Le Festival de Cannes a été témoin d'un changement d'attitude parmi les cinéastes envers l'intelligence artificielle. Loin du rejet frontal, une acceptation prudente s'impose désormais. Le réalisateur Xavier Gens, responsable du succès de Netflix Under Paris, a affirmé que l'utilisation de l'IA dans sa production aurait réduit de moitié le budget des effets visuels et le temps de production d'un an à seulement trois mois.

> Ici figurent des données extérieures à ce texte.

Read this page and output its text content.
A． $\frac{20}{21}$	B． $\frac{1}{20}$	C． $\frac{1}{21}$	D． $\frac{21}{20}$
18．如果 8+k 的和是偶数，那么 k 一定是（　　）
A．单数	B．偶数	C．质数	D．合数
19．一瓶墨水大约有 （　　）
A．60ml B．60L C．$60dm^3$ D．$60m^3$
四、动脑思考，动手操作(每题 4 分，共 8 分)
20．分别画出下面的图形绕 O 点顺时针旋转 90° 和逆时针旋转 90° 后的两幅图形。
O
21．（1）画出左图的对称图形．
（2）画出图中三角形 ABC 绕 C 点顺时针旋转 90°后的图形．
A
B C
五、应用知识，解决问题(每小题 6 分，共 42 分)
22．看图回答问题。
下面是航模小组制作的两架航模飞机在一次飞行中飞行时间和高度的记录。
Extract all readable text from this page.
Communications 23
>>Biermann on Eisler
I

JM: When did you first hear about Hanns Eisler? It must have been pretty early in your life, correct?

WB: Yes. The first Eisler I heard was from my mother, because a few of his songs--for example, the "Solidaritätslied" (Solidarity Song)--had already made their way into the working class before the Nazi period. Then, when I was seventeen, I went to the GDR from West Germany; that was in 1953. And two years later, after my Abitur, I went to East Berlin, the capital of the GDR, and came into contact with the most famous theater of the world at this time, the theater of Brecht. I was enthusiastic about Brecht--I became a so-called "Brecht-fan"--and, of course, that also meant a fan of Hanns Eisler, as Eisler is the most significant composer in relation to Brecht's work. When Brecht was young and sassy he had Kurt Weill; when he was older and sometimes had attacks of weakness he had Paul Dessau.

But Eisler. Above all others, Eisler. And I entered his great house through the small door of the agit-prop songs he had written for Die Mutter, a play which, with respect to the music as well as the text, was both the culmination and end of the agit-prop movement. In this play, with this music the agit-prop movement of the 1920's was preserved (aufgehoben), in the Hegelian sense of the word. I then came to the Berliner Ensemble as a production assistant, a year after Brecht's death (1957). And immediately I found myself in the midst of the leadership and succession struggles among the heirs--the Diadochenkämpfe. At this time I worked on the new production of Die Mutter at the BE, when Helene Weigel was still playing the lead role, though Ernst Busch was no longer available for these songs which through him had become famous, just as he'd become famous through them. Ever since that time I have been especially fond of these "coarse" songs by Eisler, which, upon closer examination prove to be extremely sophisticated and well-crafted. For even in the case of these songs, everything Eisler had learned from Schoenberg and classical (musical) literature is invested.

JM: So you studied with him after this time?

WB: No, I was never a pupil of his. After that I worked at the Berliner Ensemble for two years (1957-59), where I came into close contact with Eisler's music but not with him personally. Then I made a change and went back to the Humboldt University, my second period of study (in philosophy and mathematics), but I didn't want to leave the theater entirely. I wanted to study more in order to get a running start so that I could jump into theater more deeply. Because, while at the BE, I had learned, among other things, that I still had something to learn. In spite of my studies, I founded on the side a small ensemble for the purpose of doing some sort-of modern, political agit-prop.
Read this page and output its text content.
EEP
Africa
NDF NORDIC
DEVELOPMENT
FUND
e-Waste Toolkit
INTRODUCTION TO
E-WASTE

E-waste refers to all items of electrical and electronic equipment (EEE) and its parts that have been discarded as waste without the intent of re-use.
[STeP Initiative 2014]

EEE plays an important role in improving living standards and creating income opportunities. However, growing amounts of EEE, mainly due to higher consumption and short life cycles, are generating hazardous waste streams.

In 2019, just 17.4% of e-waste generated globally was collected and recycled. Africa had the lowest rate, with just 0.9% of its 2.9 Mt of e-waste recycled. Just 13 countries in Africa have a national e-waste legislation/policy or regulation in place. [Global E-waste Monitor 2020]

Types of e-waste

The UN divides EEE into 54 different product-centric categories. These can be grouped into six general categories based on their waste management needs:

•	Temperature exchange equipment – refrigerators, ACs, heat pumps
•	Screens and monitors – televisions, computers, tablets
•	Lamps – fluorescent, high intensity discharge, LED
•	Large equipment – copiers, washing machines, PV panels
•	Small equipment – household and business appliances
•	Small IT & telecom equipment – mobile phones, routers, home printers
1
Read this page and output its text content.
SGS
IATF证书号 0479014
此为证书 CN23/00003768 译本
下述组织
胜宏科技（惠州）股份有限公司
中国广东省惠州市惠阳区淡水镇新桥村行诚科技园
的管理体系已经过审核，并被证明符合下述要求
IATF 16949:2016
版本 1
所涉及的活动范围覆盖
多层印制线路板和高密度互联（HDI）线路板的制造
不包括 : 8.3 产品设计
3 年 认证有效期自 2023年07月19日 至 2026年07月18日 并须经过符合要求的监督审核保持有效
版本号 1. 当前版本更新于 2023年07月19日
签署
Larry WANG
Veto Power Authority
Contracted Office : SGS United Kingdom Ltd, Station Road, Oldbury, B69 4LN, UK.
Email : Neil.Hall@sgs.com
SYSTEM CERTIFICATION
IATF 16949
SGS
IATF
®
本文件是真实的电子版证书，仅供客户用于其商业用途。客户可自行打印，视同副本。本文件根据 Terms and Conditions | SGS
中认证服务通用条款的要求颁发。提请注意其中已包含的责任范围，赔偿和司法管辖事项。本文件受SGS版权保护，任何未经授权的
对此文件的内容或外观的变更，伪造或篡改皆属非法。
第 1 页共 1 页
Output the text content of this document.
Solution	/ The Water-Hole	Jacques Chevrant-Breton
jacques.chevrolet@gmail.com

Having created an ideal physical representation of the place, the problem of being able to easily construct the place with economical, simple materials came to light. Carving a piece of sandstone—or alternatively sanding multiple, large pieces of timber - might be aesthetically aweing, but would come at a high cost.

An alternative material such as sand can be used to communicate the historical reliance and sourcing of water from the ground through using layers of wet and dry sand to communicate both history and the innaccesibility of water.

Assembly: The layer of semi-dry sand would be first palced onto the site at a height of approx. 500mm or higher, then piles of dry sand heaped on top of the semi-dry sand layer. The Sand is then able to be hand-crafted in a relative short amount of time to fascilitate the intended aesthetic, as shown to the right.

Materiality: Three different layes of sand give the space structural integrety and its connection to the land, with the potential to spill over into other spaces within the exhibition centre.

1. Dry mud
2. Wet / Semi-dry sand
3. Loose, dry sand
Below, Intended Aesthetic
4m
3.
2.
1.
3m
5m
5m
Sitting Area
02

IA générative : le nouvel assistant de post-production 🎬
Gens a expliqué que des outils d'IA générative pourraient prendre en charge des simulations complexes d'eau et de particules, des processus qui nécessitent actuellement une grande puissance de calcul et des heures de rendu. La réduction des coûts n'implique pas une perte de qualité, mais une optimisation des flux de travail. Le défi est d'intégrer ces solutions sans que le résultat final perde le contrôle artistique du réalisateur. L'industrie explore comment l'IA peut être une alliée, et non un substitut.
Le dilemme du cinéaste : tourner ou demander à ChatGPT de le faire ? 🤖
Pendant que Gens calcule combien d'argent il aurait économisé, les producteurs rêvent déjà de demander à une IA de filmer la prochaine scène d'action pendant qu'ils prennent un café. Bien sûr, la machine ne sait pas encore gérer les egos des acteurs ni justifier pourquoi le tournage a duré trois semaines de plus. Pour l'instant, l'IA fait gagner du temps et de l'argent, mais le drame humain reste l'affaire des humains.